One of the funniest things I've ever seen* was this dog, whose name was Sam, trying, in pure terror, to climb into my Aunt's lap when our cat (who, admittedly, was very territorial and tended towards the cantankerous when faced with animal visitors) hissed at him.
That was cat #1. Cat #2, Sooty (named becauase he was black, not because he was orange), was even more of an individual. Sooty was hand-reared by a friend of my mother's when his mother was killed in a car accident soon after he was born. Therefore, he never learned to meow - cats apparently learn to meow the same way human children learn to speak. All he could do was squeak. He would notoriously only accept food from my father; once, years after I left home (and about 3 months before I moved to Canada), I burned up some paid holiday days from work by house/cat-sitting while my parents went on holiday.

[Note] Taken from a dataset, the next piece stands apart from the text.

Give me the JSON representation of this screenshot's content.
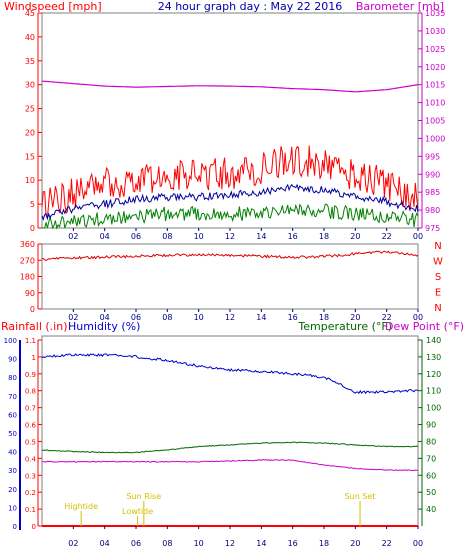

I was actually driven to inviting a friend who's a vet round for dinner because I needed a credible witness that I really was feeding the cat! I told Helen - the vet - exactly what would happen when I put the food down, and I was right - Sooty stalked into the kitchen, sniffed the food disdainfully, shot me a look of pure hatred, then stalked out through the cat-flap and went over the road to paw at the neighbour's window (while my parents were away, he'd accept food from Bert and Valerie over the road, but not, it seems, from my brother and I).
* The funniest thing I've ever seen, bar nothing, was my maternal grandmother, aged about 80 and somewhat arthritic, trying to extract herself from the front passenger seat of a Porsche 924.
Stephen, Grandmothers and porsches do NOT GO TOGETHER its a fundamental law of nature! And was Sam a Great Dane or something? :-D The bigger the dog, the funnier. As to cats? Well, okay, he was offered, if he'd rather catch rats than eat kibble, that's his affair!
Adrienne - when I was in my teens I did have a bit of a thing for stationary stores. The art supply store a while back in the late 90s and early part of this decade was also "the thing" I have some very nice winsor and Newton watercolors I ahven't fooled with in a while, and was just recently thinking of doing that for some fun again.
I became hooked when I took Theatre Design I, where we had to use different media to do renderings of sets and costumes. I thought, boy the wet paint with water is MUCH MUCH better than those crappy solid cake things -- blech.... much easier to deal with.
I like the small heavy water color paper that comes in a block where after it driee you life it from the block with a palette knife. Back in Oct. I had posted one of my efforts of the scarecrow on this item here. it wasn't great art, but it was fun.
Karen
Sam, yes, was a big dog - total mutt, but there was some Alsatian in there, and that's the sort of size he was. So, yes, seeing him try, in utter terror, to leap into my aunt's lap was very, very funny indeed.
Re: The Porsche - yes, they're ridiculous cars. My aunt on my mother's side had a couple of them (sam belonged to my aunt on my Dad's side). My grandmother never really grew to like them. And watching her try and get out of it was really, really, REALLY funny (yes, we did help her rather than just fall about laughing... eventually).